How to handle failed server launch in a supervision tree?

I have a GenServer that is tied to a tcp connection; if the connection fails it fails init/1. This is a problem because if the other end of the tcp connection (which is a config-assigned ip address) is down it will prevent the entire application from starting (by crashing up the supervision tree) and I suspect that it will crash the supervision tree as well if the connection is dropped for an extended time (say I’m doing maintenance on that node).

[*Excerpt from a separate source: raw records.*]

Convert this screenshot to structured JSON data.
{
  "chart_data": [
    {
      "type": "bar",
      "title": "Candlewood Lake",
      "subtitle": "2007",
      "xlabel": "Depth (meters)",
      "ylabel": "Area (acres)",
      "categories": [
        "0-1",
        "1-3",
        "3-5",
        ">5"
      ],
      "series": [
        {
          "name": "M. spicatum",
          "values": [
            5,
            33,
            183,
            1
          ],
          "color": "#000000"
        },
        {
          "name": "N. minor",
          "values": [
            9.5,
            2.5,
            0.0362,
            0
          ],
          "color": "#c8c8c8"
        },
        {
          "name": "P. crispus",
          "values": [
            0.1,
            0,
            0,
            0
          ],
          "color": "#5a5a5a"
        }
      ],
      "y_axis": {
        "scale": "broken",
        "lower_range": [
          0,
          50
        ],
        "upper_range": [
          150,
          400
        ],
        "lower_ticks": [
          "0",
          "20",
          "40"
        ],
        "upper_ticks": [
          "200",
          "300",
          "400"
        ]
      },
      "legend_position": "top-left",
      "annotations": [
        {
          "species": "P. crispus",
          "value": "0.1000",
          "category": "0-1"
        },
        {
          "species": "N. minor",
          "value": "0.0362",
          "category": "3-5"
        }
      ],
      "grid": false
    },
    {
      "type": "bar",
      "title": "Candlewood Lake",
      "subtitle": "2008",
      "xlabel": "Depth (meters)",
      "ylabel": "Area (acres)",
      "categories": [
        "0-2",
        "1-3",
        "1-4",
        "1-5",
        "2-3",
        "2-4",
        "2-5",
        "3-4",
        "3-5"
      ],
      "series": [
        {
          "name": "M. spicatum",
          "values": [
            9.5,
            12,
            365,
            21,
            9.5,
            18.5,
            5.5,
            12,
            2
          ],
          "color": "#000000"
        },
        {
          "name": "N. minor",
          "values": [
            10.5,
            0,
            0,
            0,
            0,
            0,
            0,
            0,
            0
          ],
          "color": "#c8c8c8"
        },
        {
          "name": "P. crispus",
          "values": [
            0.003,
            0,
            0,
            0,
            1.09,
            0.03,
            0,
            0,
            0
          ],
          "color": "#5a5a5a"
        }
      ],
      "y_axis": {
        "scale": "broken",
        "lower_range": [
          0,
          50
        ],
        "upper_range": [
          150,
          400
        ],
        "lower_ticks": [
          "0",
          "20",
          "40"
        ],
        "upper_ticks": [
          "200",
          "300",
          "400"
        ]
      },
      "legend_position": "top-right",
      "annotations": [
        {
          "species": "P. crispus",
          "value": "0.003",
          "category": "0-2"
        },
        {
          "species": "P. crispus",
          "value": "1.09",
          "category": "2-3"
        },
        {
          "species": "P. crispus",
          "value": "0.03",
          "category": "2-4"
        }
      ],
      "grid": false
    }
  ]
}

Is there a way to handle slow, scheduled retries at the supervisor level, or should I move the connection attempts outside of init/1, or is there some other best practice that others would recommend to handle connection retries?

1 Like

If the possibility that the connection fails is something that your system has to handle during normal operations, I’d move the connection logic outside of init/1, and make the GenServer logic explicitly deal with the “unconnected” state (for example by trying periodically to re-establish the connection, and responding with errors to calls happening while the connection is down).

4 Likes

Like @lucaong said, it’s better to handle connecting outside your init/1 function. You could try doing that with :continue/handle_continue that will not block the supervision tree from starting up (a good strategy when initialization of a server is expected to be slow) or you could use the Connection https://github.com/fishcakez/connection lib that makes connection and reconnection handling logic really explicit

2 Likes

sorry, I misspoke, I didn’t mean slow, I meant infrequent. Putting it in init/1 isn’t a problem in the ‘blocking-the-caller’ sense.

PS. that library is fantastic, thanks! I might incorporate it.